Joint drug use: Joint use should take into account the interaction between drugs. For example, combinations of chlorocin and large cyclic esters may compete for joint parts, leading to reduced efficacy. (b) Observation of adverse effects: be observed during use. Gastrointestinal reactions, central nervous system reactions, etc. may occur if quinone-type drugs are used, and they need to be treated in a timely manner if they become uncomfortable.
What is the rationale for the well-known conflict between headbump antibacterial drugs and alcohol? The use of the twig with alcohol produces a double-sulphurium reaction. The rationale for the double-sulphurium sample reaction is that the acetylene dehydrogenase activity can be inhibited by apricot. When alcohol (ethanol) enters the human body, it is converted to ethanol dehydrogenase, which normally becomes acetic acid soon after ethanol dehydrogenase, and eventually decomposes into carbon dioxide and water discharges. However, the acetal dehydrogenase is inhibited by the administration of the edium acetylene, which is not readily metabolismable and accumulates in the body. Symptoms include, inter alia, facial redness, haematoma, haematoma, blurred vision, severe or vibrating headaches in the neck, dizziness, nausea, vomiting, sweating, drying, chest pain, heart infarction, acute heart failure, breathing difficulties, acute liver damage, convulsion and death. The severity of this reaction is proportional to the dose of the drug and to the amount of alcohol consumed, and there is a different likelihood of a double-sulphuron-like reaction of different headgills. This reaction is more likely to occur in the case of head aqualone, cedars, etc. In order to avoid danger, drinking is prohibited for 7 – 10 days during the use of a head-stamp drug and after a stoppage.

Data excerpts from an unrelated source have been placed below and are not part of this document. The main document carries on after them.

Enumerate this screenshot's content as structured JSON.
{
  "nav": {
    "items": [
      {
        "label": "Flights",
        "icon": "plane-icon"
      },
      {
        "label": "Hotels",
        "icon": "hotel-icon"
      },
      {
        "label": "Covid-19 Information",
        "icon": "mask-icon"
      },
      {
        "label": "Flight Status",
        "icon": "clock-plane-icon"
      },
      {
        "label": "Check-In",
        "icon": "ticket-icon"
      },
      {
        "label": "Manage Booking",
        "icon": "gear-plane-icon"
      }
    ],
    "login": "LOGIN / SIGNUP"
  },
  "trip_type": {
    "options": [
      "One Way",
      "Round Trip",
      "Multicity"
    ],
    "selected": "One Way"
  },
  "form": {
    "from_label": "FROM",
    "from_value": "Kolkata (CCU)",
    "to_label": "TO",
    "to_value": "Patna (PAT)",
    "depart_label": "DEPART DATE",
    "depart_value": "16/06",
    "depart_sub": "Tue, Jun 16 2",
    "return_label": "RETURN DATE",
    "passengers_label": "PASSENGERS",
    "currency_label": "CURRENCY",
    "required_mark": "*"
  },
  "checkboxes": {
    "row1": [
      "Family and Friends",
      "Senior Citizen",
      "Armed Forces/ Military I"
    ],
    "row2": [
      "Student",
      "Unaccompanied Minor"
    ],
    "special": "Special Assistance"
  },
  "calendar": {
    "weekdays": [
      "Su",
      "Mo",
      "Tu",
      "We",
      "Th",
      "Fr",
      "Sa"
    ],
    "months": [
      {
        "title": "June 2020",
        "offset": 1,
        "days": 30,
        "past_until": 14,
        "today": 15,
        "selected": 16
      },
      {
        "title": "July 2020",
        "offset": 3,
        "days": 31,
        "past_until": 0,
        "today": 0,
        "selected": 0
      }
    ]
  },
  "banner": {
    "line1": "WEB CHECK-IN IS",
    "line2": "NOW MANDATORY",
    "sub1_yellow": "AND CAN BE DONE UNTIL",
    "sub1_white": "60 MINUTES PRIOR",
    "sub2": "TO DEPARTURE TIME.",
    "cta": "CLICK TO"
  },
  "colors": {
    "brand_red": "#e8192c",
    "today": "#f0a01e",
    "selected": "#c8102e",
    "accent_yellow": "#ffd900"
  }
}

With the development of medicine, antibacterial drugs from different mechanisms are widely used in clinical and daily life, so we need to be better equipped with the principles of the use of antibacterial drugs, to be aware of the matter and to use them safely and correctly. In recent years, however, research on new types of antibacterial drugs, such as antibacterium, has developed rapidly, offering new hope for addressing the problem of bacterial resistance.